Twee verkrachtingen 

In het hier te bespreken boek van J.M. Coetzee spelen twee verkrachtingen de rol van aanjager, als katalysator van het verhaal.

In het begin van het boek heeft de hoofdpersoon David Lurie een kortstondige relatie met een 32 jaar jongere studente. Nadat hij haar op toneel heeft gezien gaat hij naar haar appartement en neemt haar. “Geen verkrachting, dat net niet, maar niettemin ongewenst, ongewenst tot op het bot”, zo schat Lurie de gebeurtenis zelf in, met de relativering van eigen ongewenst gedrag die hem eigen is. “Alsof ze had besloten zich slap te houden, vanbinnen dood te gaan zolang het duurde, als een konijn wanneer de tanden van de vos zich om zijn nek sluiten.” Duidelijker kan het niet als een nogal zelfingenomen karakter als Lurie dit van zichzelf opmerkt. 

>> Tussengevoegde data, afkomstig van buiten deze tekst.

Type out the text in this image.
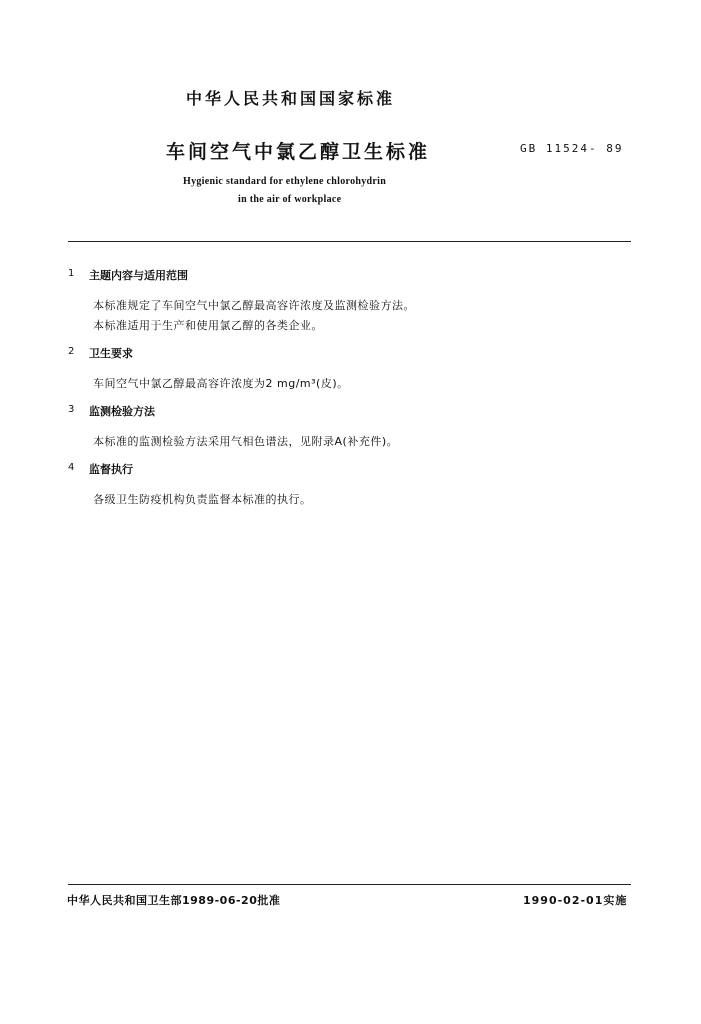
中华人民共和国国家标准
车间空气中氯乙醇卫生标准	GB 11524- 89
Hygienic standard for ethylene chlorohydrin
in the air of workplace
1 主题内容与适用范围
本标准规定了车间空气中氯乙醇最高容许浓度及监测检验方法。
本标准适用于生产和使用氯乙醇的各类企业。
2 卫生要求
车间空气中氯乙醇最高容许浓度为2 mg/m³(皮)。
3 监测检验方法
本标准的监测检验方法采用气相色谱法，见附录A(补充件)。
4 监督执行
各级卫生防疫机构负责监督本标准的执行。
中华人民共和国卫生部1989-06-20批准	1990-02-01实施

Enkele weken later wordt zijn dochter verkracht op de ‘plaas’ terwijl hij door de daders opgesloten zit in de wc. Deze beide gespiegelde gebeurtenissen zijn het geraamte van het boek. Het is de eerste, de ‘net-niet-verkrachting’ die Lurie zijn baan doet verliezen en hem bij zijn dochter brengt. De tweede zet de verhouding tussen vader en dochter op scherp en leidt tot nogal onconventionele keuzes van de dochter en uiteindelijk –op de laatste bladzijden- tot het loslaten van het kind door de vader.

Loslaten

Dit loslaten wordt gesymboliseerd door het samen met Bev euthanaseren van een hond waarvoor Lurie net bijzondere sympathie had opgevat. “Hij loopt, met hem als een lam in zijn armen, weer de behandelkamer in. ‘Ik dacht dat je hem nog een week wilde sparen,’ zeg Bev. ‘Laat je hem gaan?’ ‘Ja, ik laat hem gaan.’” 

Dit proces van loslaten is essentieel voor het boek. Het gaat niet alleen om het loslaten van de dochter door de vader. Ook Lucy moet loslaten. Zij moet afscheid nemen van het vertrouwde landelijke leven op de boerderij. Ze moet zich schikken in nieuwe machtsverhoudingen waardoor ze vermorzeld dreigt te worden. Lurie heeft zijn baan en zijn status losgelaten, en daarmee zijn hele vertrouwde leven. Lucy neemt haar beslissing doordacht; van Lurie zou je kunnen zeggen dat hij roekeloos alle schepen achter zich verbrandt omwille van zijn eigen verhaal tegenover het verhaal van de onderzoekscommissie en de o zo morele wereld om hem heen. Lurie meldt wel dat hij alle schuld in de aanklacht aanvaardt, maar moreel vindt hij zichzelf niet schuldig. Zijn beroep op de lust, op de kracht van Eros, doet daarbij niet geloofwaardig aan. Lurie is wel zo dat hij rücksichtlos de consequenties van zijn houding aanvaardt.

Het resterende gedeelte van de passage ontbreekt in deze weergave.